BankMathBench: A Benchmark for Numerical Reasoning in Banking Scenarios

Large language models (LLMs)-based chatbots are increasingly being adopted in the financial domain, particularly in digital banking, to handle customer inquiries about products such as deposits, savings, and loans. However, these models still exhibit low accuracy in core banking computations-including total payout estimation, comparison of products with varying interest rates, and interest calculation under early repayment conditions. Such tasks require multi-step numerical reasoning and contextual understanding of banking products, yet existing LLMs often make systematic errors-misinterpreting product types, applying conditions incorrectly, or failing basic calculations involving exponents and geometric progressions. However, such errors have rarely been captured by existing benchmarks. Mathematical datasets focus on fundamental math problems, whereas financial benchmarks primarily target financial documents, leaving everyday banking scenarios underexplored. To address this limitation, we propose BankMathBench, a domain-specific dataset that reflects realistic banking tasks. BankMathBench is organized in three levels of difficulty-basic, intermediate, and advanced-corresponding to single-product reasoning, multi-product comparison, and multi-condition scenarios, respectively. When trained on BankMathBench, open-source LLMs exhibited notable improvements in both formula generation and numerical reasoning accuracy, demonstrating the dataset's effectiveness in enhancing domain-specific reasoning. With tool-augmented fine-tuning, the models achieved average accuracy increases of 57.6%p (basic), 75.1%p (intermediate), and 62.9%p (advanced), representing significant gains over zero-shot baselines. These findings highlight BankMathBench as a reliable benchmark for evaluating and advancing LLMs' numerical reasoning in real-world banking scenarios.
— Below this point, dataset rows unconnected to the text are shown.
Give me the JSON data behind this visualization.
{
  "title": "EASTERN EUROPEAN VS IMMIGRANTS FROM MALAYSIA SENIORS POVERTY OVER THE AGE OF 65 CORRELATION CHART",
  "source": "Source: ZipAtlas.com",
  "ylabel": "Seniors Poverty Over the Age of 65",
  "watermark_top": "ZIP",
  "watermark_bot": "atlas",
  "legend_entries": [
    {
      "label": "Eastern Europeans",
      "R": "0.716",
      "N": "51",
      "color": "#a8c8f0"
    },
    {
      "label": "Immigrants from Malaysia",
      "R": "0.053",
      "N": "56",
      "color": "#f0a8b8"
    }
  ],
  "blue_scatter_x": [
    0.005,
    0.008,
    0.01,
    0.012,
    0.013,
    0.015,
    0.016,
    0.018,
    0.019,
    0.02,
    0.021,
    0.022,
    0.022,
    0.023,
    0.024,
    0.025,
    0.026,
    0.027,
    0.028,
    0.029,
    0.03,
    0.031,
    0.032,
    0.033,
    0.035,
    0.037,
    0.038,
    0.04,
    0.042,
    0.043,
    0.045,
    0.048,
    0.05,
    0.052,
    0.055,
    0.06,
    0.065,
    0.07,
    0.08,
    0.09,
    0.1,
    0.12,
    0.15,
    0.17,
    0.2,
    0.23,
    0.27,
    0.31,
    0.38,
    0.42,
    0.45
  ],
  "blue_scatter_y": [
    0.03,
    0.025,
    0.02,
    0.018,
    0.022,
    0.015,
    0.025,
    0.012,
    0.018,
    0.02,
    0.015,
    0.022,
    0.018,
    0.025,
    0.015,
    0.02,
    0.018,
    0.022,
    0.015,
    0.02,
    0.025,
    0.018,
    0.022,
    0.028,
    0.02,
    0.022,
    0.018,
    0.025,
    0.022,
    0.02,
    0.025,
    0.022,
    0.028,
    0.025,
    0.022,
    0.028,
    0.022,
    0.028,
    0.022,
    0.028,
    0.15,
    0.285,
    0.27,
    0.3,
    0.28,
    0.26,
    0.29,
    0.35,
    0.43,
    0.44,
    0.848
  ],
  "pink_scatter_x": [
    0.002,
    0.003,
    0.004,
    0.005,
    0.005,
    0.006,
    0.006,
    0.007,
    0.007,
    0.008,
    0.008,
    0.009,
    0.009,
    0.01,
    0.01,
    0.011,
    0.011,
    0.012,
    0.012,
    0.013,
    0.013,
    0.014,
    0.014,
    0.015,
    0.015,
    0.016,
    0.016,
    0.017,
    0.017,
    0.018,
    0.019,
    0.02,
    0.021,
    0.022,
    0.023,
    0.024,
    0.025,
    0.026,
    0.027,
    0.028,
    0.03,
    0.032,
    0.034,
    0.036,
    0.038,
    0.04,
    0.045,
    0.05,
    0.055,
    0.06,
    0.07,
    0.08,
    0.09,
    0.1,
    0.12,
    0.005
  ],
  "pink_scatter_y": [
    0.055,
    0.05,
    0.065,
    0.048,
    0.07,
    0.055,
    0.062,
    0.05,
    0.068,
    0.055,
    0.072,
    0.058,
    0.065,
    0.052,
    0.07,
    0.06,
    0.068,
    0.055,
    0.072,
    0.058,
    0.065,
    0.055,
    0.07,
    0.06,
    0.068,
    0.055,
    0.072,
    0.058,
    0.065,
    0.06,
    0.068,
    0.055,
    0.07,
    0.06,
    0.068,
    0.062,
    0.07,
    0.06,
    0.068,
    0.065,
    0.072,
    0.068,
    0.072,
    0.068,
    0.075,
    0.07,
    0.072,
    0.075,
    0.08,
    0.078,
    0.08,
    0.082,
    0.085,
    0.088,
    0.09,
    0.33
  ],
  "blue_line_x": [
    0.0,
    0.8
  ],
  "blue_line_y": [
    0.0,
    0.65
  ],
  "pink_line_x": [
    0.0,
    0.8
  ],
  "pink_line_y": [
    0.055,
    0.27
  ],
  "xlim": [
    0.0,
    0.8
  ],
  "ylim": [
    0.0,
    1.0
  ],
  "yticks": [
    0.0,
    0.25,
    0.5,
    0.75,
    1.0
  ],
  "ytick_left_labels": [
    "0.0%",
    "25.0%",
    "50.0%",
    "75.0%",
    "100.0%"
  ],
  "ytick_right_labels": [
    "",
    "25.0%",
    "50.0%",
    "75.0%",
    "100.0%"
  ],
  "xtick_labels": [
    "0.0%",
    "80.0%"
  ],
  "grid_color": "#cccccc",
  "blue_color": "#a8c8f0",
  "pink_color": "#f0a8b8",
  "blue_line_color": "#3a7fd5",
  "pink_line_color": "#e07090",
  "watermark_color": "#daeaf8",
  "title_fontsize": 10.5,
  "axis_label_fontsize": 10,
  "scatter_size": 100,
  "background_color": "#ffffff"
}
翻译：基于大型语言模型（LLM）的聊天机器人正日益广泛应用于金融领域，特别是在数字银行中，用于处理客户关于存款、储蓄和贷款等产品的咨询。然而，这些模型在核心银行业务计算中仍表现出较低的准确性——包括总支出估算、不同利率产品的比较以及提前还款条件下的利息计算。此类任务需要多步骤的数值推理和对银行产品的上下文理解，但现有LLM常出现系统性错误——误解产品类型、错误应用条件或无法完成涉及指数和等比数列的基本计算。然而，现有基准测试很少能捕捉到此类错误。现有数学数据集主要关注基础数学问题，而金融基准测试则主要针对金融文档，导致日常银行场景的研究不足。为弥补这一缺陷，我们提出了BankMathBench——一个反映真实银行业务任务的领域特定数据集。BankMathBench按难度分为三个层级：基础级、中级和高级，分别对应单一产品推理、多产品比较和多条件场景。当在BankMathBench上进行训练后，开源LLM在公式生成和数值推理准确性方面均表现出显著提升，证明了该数据集在增强领域特定推理能力方面的有效性。通过工具增强的微调，模型在三个层级的平均准确率分别提升了57.6个百分点（基础级）、75.1个百分点（中级）和62.9个百分点（高级），较零样本基线实现了显著进步。这些发现表明，BankMathBench可作为评估和推进LLM在真实银行场景中数值推理能力的可靠基准。